Sábado, 18 de junho de 2022
“Muitos dos que tem endereço certo
passam pela existência sem nunca percorrer as avenidas do seu próprio ser, são
forasteiros para si mesmos, por isso são incapazes de corrigir suas rotas e
superar suas loucuras.”
(Augusto Cury)
EVANGELHO DE HOJE
-
MT 6,24-34
—
O Senhor esteja convosco.
—
Ele está no meio de nós.
—
PROCLAMAÇÃO do Evangelho de Jesus Cristo, + segundo Mateus
—
Glória a vós, Senhor!
Ninguém
pode servir a dois senhores; porque ou há de odiar um e amar o outro, ou se
dedicará a um e desprezará o outro.. Não podeis servir a Deus e a Mamom.
Por
isso vos digo: Não andeis cuidadosos quanto à vossa vida, pelo que haveis de
comer ou pelo que haveis de beber; nem quanto ao vosso corpo, pelo que haveis
de vestir. Não é a vida mais do que o mantimento, e o corpo mais do que o
vestuário?
Olhai
para as aves do céu, que nem semeiam, nem segam, nem ajuntam em celeiros; e
vosso Pai celestial as alimenta. Não tendes vós muito mais valor do que elas?
E
qual de vós poderá, com todos os seus cuidados, acrescentar um côvado à sua
estatura?
E,
quanto ao vestuário, por que andais solícitos? Olhai para os lírios do campo,
como eles crescem; não trabalham nem fiam;
E
eu vos digo que nem mesmo Salomão, em toda a sua glória, se vestiu como
qualquer deles.
Pois,
se Deus assim veste a erva do campo, que hoje existe, e amanhã é lançada no
forno, não vos vestirá muito mais a vós, homens de pouca fé?
Não
andeis, pois, inquietos, dizendo: Que comeremos, ou que beberemos, ou com que
nos vestiremos?
Porque
todas estas coisas os gentios procuram. Decerto vosso Pai celestial bem sabe
que necessitais de todas estas coisas;
Mas,
buscai primeiro o reino de Deus, e a sua justiça, e todas estas coisas vos
serão acrescentadas.
Não
vos inquieteis, pois, pelo dia de amanhã, porque o dia de amanhã cuidará de si
mesmo. Basta a cada dia o seu mal.
Palavras
da Salvação
Glória
a vós Senhor
MEDITAÇÃO DO EVANGELHO
Padre Antonio Queiroz CSsR
Buscai em primeiro lugar
o Reino de Deus e a sua justiça, e tudo o mais vos será dado por acréscimo.
Neste Evangelho, Jesus
nos pede duas coisas importantes. A primeira é para não servirmos a dois
senhores, isto é, a Deus e ao dinheiro. Ninguém consegue fazer isso, pois acaba
pendendo para um dos dois, deixando o outro de lado.
Veja que Jesus usa a
palavra servir, não amar.
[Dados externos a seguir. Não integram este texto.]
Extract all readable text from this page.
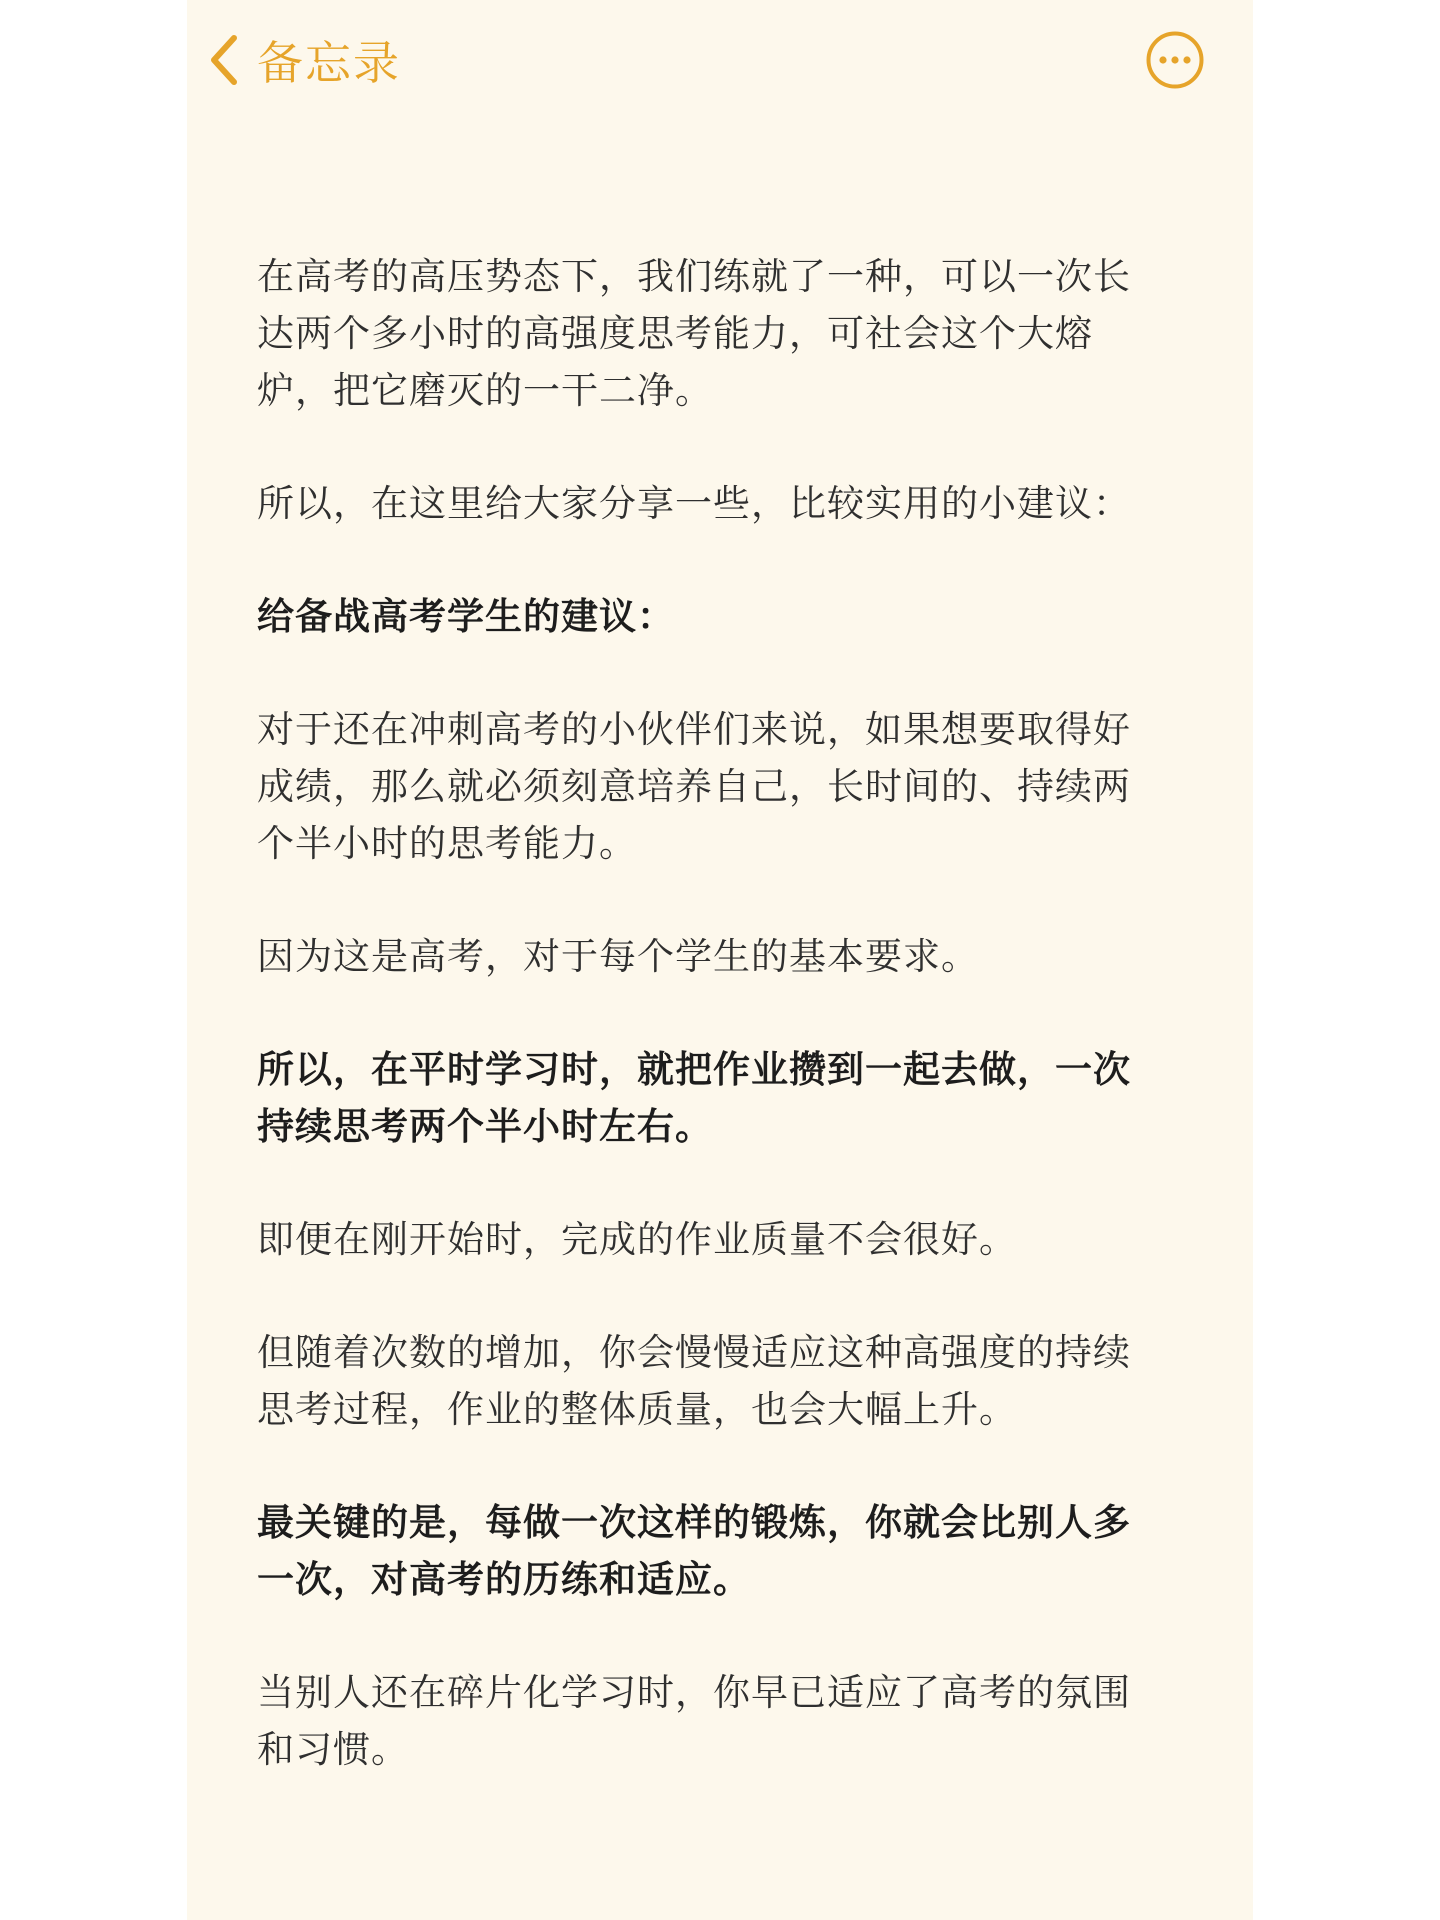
备忘录

在高考的高压势态下，我们练就了一种，可以一次长达两个多小时的高强度思考能力，可社会这个大熔炉，把它磨灭的一干二净。

所以，在这里给大家分享一些，比较实用的小建议：

给备战高考学生的建议：

对于还在冲刺高考的小伙伴们来说，如果想要取得好成绩，那么就必须刻意培养自己，长时间的、持续两个半小时的思考能力。

因为这是高考，对于每个学生的基本要求。

所以，在平时学习时，就把作业攒到一起去做，一次持续思考两个半小时左右。

即便在刚开始时，完成的作业质量不会很好。

但随着次数的增加，你会慢慢适应这种高强度的持续思考过程，作业的整体质量，也会大幅上升。

最关键的是，每做一次这样的锻炼，你就会比别人多一次，对高考的历练和适应。

当别人还在碎片化学习时，你早已适应了高考的氛围和习惯。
Isso porque nós temos a tendência de separar o
dinheiro da fé, dizendo que uma coisa não tem nada a ver com a outra. Sendo que
“a raiz de todos os males está no amor ao dinheiro. Por causa dele, muitos se
afastaram da fé” (1Tm 6,10). O dinheiro traz uma felicidade ilusória.
Nós, na nossa
malandragem de pecadores, poderíamos dizer que servimos ao dinheiro, mas não
amamos a ele, e sim a Deus. Por isso que Jesus coloca a opção, não entre servir
a Deus e servir ao dinheiro, mas entre servir aos dois e servir a Deus.
A segunda coisa que
Jesus nos pede é: “Não vos preocupeis com o dia de amanhã”.
Um pouco na frente,
Jesus nos pede para sermos como as crianças. “Quem não receber o Reino de Deus
como uma criança, não entrará nele” (Mc 10,15). A criança não se preocupa nem
com o passado nem com o futuro. Ela vive o momento presente.
O passado e o futuro
devemos jogar nas mãos de Deus. A nossa tarefa é cuidar do momento presente da nossa
vida, e ponto final. Isso elimina grande parte das nossas preocupações, pois
mais ou menos 90% delas são, ou com o nosso passado, ou com o nosso futuro. E
assim deixamos de lado o principal, que é a dedicação ao momento presente, o
único que está em nossas mãos.
“Os pagãos é que procuram essas coisas”. Isso
porque eles não tem fé, e por isso querem carregar toda a própria vida nas
costas, o que ninguém dá conta.
A preocupação exagerada
com o ontem ou com o amanhã nos causa stress, justamente porque não temos poder
sobre esses dois períodos. E sabemos que a stress se transforma facilmente em
depressão, tirando a nossa alegria e felicidade. E o pior: A preocupação
exagerada com o passado ou o futuro nos afasta do principal, que é cuidar do
momento presente. Se nós, por falta de confiança em Deus, queremos assumir
também a parte dele, que é cuidar do nosso passado e do nosso futuro,
certamente a nossa cruz se tornará muito mais pesada. E não precisa, porque
Jesus disse: “O meu jugo é suave e o meu fardo é leve”.
A lembrança de como Deus
nos tem acompanhado até aqui, dá-nos tranqüilidade em relação ao nosso futuro.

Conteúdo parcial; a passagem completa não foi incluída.